# What kind of breed is skittles?



## Nikki (Dec 28, 2011)

We just got Skittles yesterday- and the lady said Skittles was about 5-6 weeks old.


----------



## Bunnylady (Dec 28, 2011)

Well. her color is chinchilla, so she is probably one of the Chinchilla breeds. Her ears are proportionately rather long, so I'm thinking that American Chin is more likely; or even Giant Chin, rather than Standard Chin.


----------



## Nikki (Dec 28, 2011)

Okay, thank you!


----------



## Ms. Research (Dec 29, 2011)

Congratulations on your new bun.

Love the name.

K


----------



## 2seth2 (Jan 1, 2012)

agreed am chin


----------



## DKRabbitry (Jan 1, 2012)

Did you maybe see how big her parents were?  Did you get her from a breeder or someone just had two bunnies?  Or someone who got her and didn't want her?  
Judging by the rareity of American Chinchillas, I highly doubt you stumbled across one, but it is possible.   Almost all breeds come in the chinchilla color.  Also, she looks pretty long, like she may have a mandolin shaped body.  If she is a large rabbit, I would say flemish giant or a flemish giant cross.  She has a more chisled flemish-type head than a blocky Giant chinchilla head.  But again, it is really hard to tell.  I say she looks like a darn fine rabbit though and I hope you like her   I really like the chinchilla color.  
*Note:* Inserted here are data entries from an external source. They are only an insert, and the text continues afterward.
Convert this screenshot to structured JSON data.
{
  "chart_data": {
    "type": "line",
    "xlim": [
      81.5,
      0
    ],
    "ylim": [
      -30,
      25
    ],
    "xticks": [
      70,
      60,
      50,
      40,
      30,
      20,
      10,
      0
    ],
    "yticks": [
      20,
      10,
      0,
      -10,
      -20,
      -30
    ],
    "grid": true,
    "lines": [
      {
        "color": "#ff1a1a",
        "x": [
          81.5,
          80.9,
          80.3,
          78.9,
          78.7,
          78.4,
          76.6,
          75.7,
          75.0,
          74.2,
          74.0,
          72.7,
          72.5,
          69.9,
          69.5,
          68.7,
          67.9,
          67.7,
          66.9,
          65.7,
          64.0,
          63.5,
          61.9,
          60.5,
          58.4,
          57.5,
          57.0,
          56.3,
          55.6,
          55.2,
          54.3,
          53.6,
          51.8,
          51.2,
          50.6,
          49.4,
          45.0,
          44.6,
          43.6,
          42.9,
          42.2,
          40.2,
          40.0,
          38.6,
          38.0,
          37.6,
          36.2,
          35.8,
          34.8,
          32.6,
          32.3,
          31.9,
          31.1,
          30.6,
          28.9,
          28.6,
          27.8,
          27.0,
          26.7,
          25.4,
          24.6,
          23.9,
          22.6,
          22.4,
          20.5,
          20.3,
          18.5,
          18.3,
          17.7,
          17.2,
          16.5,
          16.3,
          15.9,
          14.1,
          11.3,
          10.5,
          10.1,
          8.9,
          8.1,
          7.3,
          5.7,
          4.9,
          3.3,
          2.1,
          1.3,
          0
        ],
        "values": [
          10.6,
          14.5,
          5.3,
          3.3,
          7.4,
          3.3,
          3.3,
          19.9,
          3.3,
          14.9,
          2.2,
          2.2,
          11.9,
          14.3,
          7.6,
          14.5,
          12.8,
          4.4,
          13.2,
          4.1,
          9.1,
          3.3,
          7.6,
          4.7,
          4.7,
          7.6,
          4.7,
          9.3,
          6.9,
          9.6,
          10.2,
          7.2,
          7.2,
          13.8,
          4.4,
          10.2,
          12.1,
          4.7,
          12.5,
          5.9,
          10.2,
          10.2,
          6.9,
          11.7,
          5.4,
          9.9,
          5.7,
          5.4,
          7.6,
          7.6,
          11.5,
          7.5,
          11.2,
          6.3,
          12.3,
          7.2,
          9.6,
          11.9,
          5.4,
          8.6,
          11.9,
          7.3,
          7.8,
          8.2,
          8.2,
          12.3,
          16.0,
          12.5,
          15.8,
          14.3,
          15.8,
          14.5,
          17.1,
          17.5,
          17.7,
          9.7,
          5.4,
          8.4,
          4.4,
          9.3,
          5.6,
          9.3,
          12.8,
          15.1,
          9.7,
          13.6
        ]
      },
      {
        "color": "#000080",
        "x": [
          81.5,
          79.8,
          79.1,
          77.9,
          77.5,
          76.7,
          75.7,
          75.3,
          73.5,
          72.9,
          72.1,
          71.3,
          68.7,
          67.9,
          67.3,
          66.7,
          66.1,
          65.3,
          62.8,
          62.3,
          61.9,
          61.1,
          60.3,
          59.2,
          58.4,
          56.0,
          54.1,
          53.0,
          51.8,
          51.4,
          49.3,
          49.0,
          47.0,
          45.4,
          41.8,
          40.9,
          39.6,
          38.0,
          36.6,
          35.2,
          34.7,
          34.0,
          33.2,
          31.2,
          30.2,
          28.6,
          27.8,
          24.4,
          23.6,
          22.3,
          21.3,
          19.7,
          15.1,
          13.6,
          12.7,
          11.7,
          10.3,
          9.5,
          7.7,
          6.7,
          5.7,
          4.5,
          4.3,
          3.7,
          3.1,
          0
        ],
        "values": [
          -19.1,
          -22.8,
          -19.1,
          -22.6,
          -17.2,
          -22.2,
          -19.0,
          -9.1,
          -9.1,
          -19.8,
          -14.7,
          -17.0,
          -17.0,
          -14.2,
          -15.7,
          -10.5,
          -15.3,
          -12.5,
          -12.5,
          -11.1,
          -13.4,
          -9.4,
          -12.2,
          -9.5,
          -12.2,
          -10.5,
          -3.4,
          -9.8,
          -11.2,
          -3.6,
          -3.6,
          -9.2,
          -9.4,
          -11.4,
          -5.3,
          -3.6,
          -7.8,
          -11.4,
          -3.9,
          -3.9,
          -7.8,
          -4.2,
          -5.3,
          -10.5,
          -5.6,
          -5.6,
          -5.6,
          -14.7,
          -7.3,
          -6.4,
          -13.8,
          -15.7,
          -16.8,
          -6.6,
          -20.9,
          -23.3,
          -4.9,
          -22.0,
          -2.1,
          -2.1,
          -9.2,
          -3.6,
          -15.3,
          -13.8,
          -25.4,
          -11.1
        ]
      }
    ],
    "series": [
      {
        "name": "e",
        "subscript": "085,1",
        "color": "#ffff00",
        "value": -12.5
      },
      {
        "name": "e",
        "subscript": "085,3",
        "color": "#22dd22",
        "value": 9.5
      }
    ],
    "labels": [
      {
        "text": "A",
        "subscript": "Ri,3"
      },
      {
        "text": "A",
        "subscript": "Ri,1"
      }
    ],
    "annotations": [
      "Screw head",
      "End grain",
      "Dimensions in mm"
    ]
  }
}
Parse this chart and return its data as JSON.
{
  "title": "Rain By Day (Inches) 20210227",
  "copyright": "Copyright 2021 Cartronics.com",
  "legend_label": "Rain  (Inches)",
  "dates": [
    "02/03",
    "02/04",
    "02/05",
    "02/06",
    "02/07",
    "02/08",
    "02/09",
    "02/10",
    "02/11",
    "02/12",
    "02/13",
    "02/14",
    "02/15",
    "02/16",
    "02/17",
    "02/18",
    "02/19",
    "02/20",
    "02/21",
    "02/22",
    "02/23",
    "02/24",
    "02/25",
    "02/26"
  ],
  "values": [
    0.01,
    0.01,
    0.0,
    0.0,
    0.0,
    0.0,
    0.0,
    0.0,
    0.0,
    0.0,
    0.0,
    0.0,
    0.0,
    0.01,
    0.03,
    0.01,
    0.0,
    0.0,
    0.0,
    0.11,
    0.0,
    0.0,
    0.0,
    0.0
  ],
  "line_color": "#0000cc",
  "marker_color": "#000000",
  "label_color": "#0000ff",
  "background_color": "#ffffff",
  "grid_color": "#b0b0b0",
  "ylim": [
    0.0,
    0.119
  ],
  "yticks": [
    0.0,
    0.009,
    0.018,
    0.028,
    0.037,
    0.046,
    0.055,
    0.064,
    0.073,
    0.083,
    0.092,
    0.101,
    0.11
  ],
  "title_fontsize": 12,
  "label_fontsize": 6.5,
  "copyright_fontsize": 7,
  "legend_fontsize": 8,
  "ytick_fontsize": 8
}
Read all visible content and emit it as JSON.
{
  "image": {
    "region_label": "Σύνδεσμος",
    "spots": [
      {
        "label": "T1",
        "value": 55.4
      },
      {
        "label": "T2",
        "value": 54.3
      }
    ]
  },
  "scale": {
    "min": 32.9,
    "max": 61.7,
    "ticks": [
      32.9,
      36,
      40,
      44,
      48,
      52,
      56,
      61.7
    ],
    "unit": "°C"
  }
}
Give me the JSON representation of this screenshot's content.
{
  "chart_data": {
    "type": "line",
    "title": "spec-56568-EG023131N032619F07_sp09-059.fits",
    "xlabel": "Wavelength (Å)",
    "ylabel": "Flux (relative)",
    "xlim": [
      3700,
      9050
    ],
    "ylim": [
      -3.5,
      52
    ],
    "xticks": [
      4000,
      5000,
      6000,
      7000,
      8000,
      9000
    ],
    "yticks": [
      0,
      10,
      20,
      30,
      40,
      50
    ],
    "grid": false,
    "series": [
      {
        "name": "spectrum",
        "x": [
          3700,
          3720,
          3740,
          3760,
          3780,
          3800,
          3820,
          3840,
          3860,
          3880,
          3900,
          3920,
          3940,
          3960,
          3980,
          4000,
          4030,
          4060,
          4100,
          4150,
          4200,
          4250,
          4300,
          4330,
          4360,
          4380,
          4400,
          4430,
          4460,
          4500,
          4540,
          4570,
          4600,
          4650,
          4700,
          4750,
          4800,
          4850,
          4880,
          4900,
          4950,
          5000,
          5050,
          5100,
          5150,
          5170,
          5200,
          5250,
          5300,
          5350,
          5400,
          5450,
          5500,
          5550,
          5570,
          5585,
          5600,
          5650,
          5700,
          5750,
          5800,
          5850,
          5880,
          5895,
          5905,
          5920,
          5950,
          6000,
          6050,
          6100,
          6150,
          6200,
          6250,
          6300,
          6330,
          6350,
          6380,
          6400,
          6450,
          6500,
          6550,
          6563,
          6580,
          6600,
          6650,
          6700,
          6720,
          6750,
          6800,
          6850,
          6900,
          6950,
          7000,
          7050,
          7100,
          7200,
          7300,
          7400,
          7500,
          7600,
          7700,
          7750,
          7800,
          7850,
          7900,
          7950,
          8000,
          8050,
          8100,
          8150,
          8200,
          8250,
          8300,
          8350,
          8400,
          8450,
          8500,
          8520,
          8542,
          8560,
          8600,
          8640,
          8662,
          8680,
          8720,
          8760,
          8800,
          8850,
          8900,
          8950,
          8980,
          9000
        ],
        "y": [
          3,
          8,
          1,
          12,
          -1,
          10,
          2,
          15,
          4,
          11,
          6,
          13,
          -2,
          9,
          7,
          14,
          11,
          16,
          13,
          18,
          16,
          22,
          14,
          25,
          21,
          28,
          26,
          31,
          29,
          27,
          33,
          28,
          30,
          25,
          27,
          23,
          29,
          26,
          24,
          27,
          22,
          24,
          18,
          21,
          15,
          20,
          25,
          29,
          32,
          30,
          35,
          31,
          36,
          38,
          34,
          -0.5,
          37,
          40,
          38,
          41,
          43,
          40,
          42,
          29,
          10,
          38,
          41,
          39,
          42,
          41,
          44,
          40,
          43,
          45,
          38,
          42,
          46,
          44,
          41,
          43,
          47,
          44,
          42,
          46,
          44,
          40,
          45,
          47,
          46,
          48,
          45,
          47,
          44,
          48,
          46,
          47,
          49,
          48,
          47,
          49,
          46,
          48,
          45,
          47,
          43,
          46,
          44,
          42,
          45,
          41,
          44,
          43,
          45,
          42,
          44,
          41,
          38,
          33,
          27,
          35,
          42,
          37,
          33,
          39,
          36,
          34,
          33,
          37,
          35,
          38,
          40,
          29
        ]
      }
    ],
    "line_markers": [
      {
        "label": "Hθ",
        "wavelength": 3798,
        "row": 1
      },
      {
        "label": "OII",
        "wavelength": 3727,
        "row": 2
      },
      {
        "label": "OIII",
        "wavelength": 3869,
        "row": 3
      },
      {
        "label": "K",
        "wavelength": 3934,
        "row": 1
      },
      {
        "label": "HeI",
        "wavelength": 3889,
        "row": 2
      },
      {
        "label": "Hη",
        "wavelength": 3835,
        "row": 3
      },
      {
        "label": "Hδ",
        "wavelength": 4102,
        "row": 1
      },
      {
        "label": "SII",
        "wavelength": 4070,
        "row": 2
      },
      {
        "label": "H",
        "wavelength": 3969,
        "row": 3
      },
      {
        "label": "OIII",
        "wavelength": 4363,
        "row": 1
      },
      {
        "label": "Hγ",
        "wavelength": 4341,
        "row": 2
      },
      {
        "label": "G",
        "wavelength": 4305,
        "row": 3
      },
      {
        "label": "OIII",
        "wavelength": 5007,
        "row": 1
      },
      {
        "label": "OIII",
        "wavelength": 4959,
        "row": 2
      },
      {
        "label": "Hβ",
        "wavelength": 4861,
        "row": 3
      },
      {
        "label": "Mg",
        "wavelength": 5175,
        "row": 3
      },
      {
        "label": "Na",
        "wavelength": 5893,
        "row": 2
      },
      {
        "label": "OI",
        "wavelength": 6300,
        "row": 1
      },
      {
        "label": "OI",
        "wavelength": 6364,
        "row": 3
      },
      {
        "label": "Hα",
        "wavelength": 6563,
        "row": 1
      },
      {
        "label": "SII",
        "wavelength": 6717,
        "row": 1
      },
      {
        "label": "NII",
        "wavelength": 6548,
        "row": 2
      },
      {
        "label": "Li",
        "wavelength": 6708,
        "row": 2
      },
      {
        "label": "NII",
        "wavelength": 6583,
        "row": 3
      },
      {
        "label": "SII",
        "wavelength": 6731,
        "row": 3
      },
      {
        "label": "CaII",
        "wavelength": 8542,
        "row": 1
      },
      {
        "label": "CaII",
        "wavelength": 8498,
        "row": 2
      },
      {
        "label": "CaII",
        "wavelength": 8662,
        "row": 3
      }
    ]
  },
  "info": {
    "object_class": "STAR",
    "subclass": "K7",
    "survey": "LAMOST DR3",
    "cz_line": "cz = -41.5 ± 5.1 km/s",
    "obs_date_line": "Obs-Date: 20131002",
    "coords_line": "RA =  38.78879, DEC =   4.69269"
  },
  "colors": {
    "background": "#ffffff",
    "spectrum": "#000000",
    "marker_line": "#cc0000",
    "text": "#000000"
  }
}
For comparison, this is an 8 week old Giant Chinchilla kit.


----------



## Sunshyne276 (Jan 2, 2012)

I'm thinking chinchilla Rex. Cute rabbit


----------



## Ms. Research (Jan 3, 2012)

DKRabbitry said:
			
		

> Did you maybe see how big her parents were?  Did you get her from a breeder or someone just had two bunnies?  Or someone who got her and didn't want her?
> Judging by the rareity of American Chinchillas, I highly doubt you stumbled across one, but it is possible.   Almost all breeds come in the chinchilla color.  Also, she looks pretty long, like she may have a mandolin shaped body.  If she is a large rabbit, I would say flemish giant or a flemish giant cross.  She has a more chisled flemish-type head than a blocky Giant chinchilla head.  But again, it is really hard to tell.  I say she looks like a darn fine rabbit though and I hope you like her   I really like the chinchilla color.
> 
> For comparison, this is an 8 week old Giant Chinchilla kit.
> ...


Absolutely beautiful kit DKRabbitry.  

Nikki, definitely have some Chincilla in your sweet bun.  Wishing you all the luck.  

K


----------



## bunnylovincowgirl (Jan 4, 2012)

American Chin really isn't too rare.  I'm surprised at how popular it seems with hobby farm owners.  I would guess that your bunny is an American Chin, or some mixed breed with chinchilla coloring.     She's a sweetie!


----------



## Ranch Girl (Jan 10, 2012)

He reminds me of the Jack rabbits we have around here! 

~Aspen


----------